Twitter starts its latest announcement — “instant and complete access to every historical public Tweet” — with a truly excellent pair of sentences:

Dr. Carl Sagan once famously said, “You have to know the past to understand the present.”

followed by

For brands to most effectively analyze Twitter data in the present, they also need to know what’s happened in the past.

Continuing in the spirit of pale blue dots on which nothing could possibly matter, the feature promises to “solve enterprise business needs with user experiences not previously possible.”

The morning before this post went up, a friend had asked me about deleting her tweets. I’d done so a few months before; plenty of other friends and acquaintances had done so in the last couple years. In each case the impetus was ill-defined and hard to articulate.

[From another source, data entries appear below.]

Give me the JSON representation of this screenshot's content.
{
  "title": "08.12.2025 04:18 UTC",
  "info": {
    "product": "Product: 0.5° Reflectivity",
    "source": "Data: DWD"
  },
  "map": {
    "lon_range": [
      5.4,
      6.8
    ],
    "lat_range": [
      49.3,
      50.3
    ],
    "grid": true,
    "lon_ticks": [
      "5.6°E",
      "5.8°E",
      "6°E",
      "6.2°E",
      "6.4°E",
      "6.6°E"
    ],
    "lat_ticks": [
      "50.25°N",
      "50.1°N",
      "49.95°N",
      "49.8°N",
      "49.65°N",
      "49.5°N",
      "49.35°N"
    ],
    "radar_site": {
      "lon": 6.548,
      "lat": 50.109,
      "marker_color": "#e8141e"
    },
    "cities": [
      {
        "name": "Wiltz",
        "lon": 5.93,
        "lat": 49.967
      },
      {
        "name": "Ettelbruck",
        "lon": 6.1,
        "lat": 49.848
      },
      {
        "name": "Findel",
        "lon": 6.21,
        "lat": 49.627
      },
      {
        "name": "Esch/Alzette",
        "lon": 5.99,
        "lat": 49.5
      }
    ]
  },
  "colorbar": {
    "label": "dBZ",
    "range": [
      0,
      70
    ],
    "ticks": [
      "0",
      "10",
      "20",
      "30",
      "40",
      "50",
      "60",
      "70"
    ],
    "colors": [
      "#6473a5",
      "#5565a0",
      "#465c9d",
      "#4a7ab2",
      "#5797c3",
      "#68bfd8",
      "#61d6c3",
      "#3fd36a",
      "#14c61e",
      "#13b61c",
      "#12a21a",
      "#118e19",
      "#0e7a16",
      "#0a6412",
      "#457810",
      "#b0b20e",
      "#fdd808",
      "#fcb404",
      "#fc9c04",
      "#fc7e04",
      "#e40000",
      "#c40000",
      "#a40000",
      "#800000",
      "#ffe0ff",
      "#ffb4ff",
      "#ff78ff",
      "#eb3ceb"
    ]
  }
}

These were not people who are afraid of anything in particular, really, or worried about horrible things they might have said before becoming suddenly and conveniently enlightened or just paranoid. Mostly these were people who have used Twitter steadily for years. They watched it change in form and function; they watched the people using it adapt to the changes in expected and unexpected ways. They watched it become a machine that manufactures a thousand new contexts a day, urges users to fill them with messages, and moves on as soon things slow down. Imagine explaining to a Twitter user in 2007 what the service would be like in 2009, or to a user then, 2012. Then imagine telling that person what it would be like today. What the hell is Twitter going to be like when they drop the 140-character limit? And how weird will that make our form-obsessed old short messages look? The semi-intentional realities of a platform of millions are only ever obvious in retrospect.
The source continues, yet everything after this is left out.